The Zika virus is a very scary thing indeed, and it is on the march here in America.

As of June 22, 820 cases have been reported in U.S. states and the District of Columbia, and another 1,860 cases have been reported in U.S. territories.

In February, President Obama requested $1.9 billion from Congress to fund Zika virus prevention. Congressional Republicans have responded with a bill that provides $1.1 billion in funding plus $622 million in reallocated funds.

It’s not everything President Obama asked for, but under ordinary circumstances he’d probably be eager to sign it. But he can’t sign this bill.

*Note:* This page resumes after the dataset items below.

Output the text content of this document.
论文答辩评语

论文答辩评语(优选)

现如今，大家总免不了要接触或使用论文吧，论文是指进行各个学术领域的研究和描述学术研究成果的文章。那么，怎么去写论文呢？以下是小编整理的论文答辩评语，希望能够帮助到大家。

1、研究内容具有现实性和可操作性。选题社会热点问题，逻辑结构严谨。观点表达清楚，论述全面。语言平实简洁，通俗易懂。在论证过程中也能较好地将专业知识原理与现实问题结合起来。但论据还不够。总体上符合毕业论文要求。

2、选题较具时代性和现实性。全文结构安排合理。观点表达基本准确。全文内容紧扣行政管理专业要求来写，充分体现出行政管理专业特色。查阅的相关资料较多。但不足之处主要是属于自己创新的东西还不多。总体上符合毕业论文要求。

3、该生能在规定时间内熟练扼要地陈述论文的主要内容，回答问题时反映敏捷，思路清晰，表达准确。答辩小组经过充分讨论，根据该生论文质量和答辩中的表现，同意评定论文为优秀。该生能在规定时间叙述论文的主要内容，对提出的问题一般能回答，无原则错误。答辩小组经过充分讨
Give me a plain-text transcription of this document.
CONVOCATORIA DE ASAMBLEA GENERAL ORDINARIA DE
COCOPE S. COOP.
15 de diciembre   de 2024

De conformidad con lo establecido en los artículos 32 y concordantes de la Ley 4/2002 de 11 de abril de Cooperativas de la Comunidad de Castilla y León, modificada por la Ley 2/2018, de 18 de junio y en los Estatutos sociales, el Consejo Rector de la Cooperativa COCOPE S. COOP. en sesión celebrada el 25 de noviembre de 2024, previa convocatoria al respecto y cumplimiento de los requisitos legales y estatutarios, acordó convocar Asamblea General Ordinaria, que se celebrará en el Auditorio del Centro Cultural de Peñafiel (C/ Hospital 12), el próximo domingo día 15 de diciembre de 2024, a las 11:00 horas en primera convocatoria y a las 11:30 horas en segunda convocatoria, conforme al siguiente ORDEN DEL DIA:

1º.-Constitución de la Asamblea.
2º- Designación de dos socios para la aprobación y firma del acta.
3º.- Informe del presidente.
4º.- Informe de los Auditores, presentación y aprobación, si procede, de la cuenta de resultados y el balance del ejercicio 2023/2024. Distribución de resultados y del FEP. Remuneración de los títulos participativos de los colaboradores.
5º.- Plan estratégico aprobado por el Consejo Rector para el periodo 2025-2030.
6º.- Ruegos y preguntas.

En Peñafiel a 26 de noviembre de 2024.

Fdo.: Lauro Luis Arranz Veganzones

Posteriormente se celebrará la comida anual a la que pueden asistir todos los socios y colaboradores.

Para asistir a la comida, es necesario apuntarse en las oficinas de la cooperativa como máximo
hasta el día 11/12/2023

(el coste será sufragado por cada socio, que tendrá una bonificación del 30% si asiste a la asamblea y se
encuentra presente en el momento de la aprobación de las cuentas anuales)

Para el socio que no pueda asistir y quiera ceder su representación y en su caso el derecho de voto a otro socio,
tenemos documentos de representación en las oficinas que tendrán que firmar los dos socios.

Why? Because Republicans have loaded the bill with a GOP wish list of exemptions from the Clean Water Act. Emergency pesticide use in cases like stopping the Zika virus is already exempt from these Clean Water Act regulations, but Republicans are counting on voters not to make such a fine distinction and just deregulate pesticide use in general. This bill also includes language prohibiting taxpayer funding for abortion (because the Zika virus causes birth defects), but the Hyde Amendment already prohibits that to begin with.

Republicans want to force President Obama to veto the bill so it looks like he doesn’t care about stopping the Zika virus — even though he asked for this funding back in February. It’s a poison pill: burying deal-breaker language in a piece of seemingly uncontroversial legislation just to embarrass your political opponents when they can’t support it, and it’s a tactic that both sides use all the time.

Since both sides agree that the funding is necessary, the games that politicians on Capitol Hill are playing with this legislation are wasting valuable time in the eyes of the people whose job it is to actually prevent the disease.

This is no way to fight an epidemic…Three months is an eternity for control of an outbreak. There is a narrow window of opportunity here, and it’s closing. Every day that passes makes it harder to stop Zika.”